Passion

look how big

I think of the Catholic body. Lately I think of the hobbies and pass-times at which people become excellent simply because of practice over sufficient time. To become excellent – at anything – is to be made better, made virtuous. That we’re made better by love –

I think of the body in the Catholic church and hanging in the Catholic church. And the body in the Catholic artwork and in the Catholic imagination. In Florence I am surrounded. In my own life, the martyr in the children’s book – the suffering body and the dead body, and the dying God and the dead God, on the wall and on the neck and called more habitually into thought than perhaps those who aren’t Catholic perceive. There is a museum-going practice which must be common to Catholics but which I never considered before now, crowded as I said I am at this moment by Florentine Catholicism: that of reflexively entering something like the Stations or the Mysteries in front of Catholic art.

Half-consciously fingering for a way into the scene, a habitual devotional exercise – habitual, and so distinct from the perfectly natural practice of deciding to imagine what an art-character must be feeling and distinct also from the transport one sometimes experiences caught up by art. This happens instead the way compulsive reckoning of floor dimensions happens to the carpet-layer in any new room.

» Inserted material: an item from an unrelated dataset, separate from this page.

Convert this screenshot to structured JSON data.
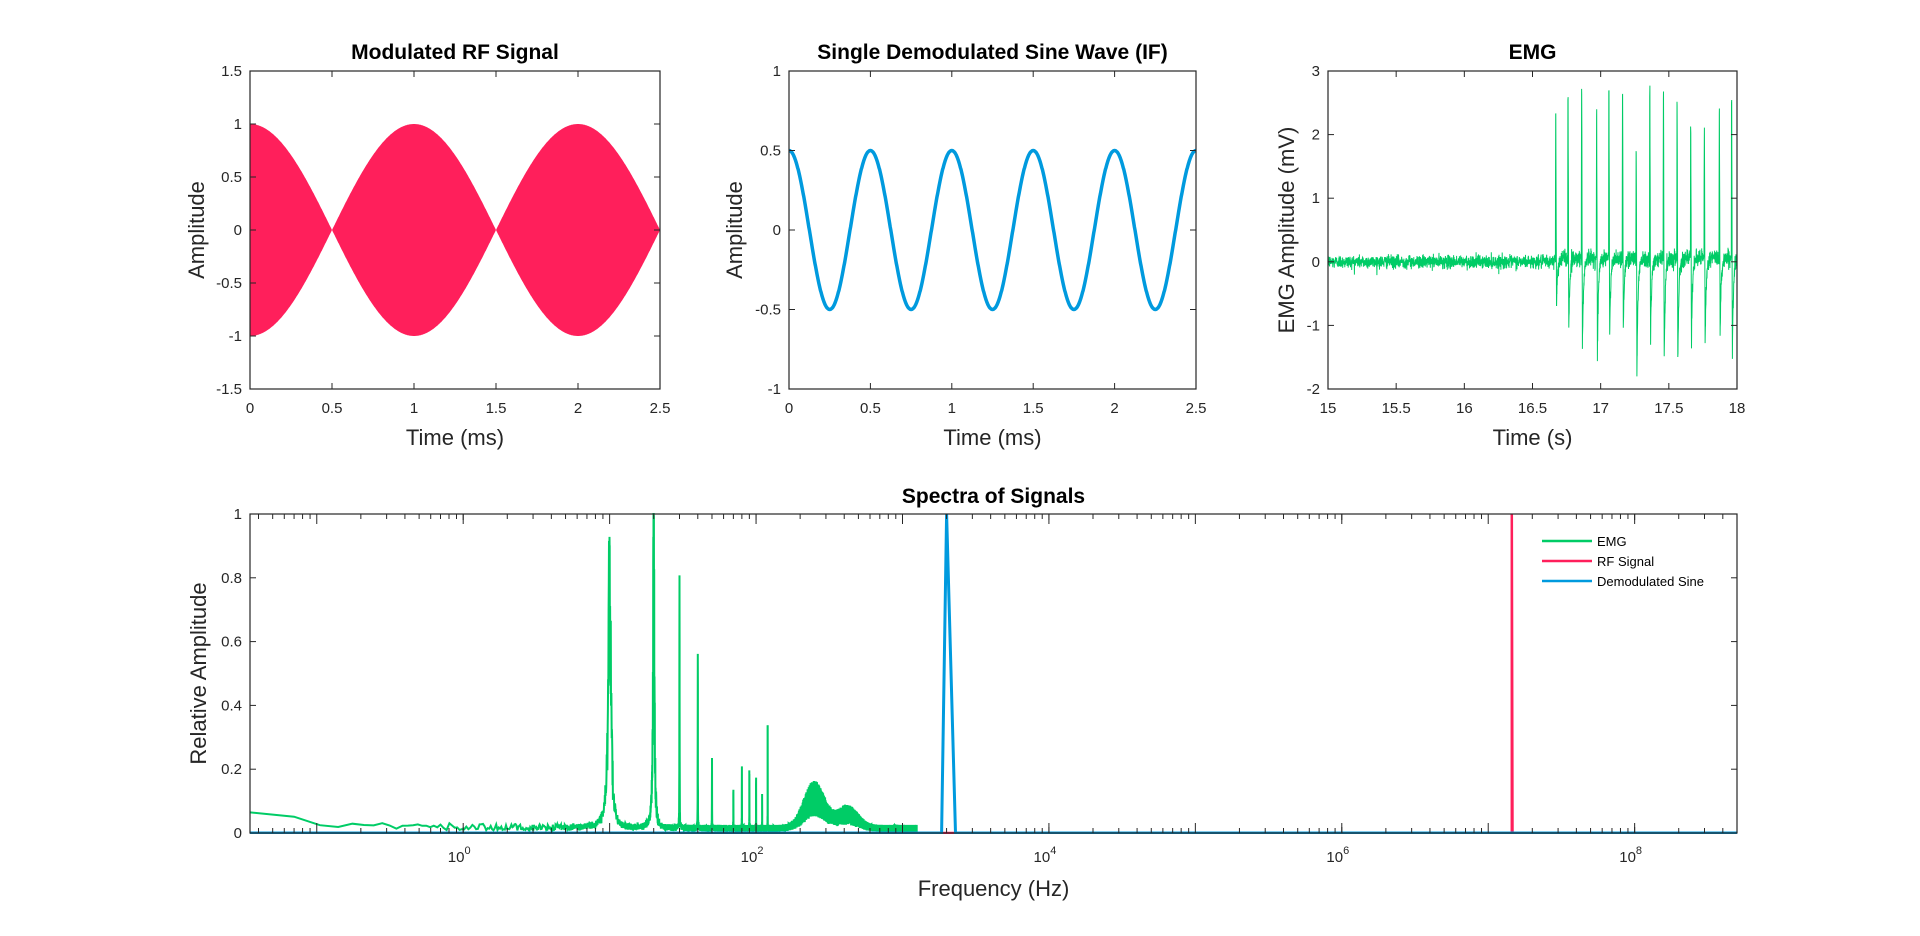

Catholicism fosters this kind of habit more than the Protestantisms. The Protestants don’t have the practice of repeated prayers nor the kind of ritual which gets the body kneeling without processed consideration. I understand why this might seem distasteful or even immoral to a Protestant or moreso to a person without religion. I understand how this horror can exist in people who share some of my outlooks in part because I understand that my own Catholicism might put off other Catholics. My Catholicism may be heretical; certainly the basilica which asked to me to spend mass with a modesty-smock shoveled over my clothing would say I am in the wrong.

Habits run on honest circuits: I don’t think it’s possible to form a dishonest habit. There is a unique holy humility in habits, I think, since habits spring from the defenseless part of the mind which can only do what seems right for survival, and I am sure that the things which are least protected are the holiest. The circuit along which my religious habit runs is sensual and sexual, like the rest of my empathies. This is what I have and this is what I bring and this is the way I come in – by love into the dead God, by going again and again into the dying God made good at that kind of going, and by that excellence made better, refined.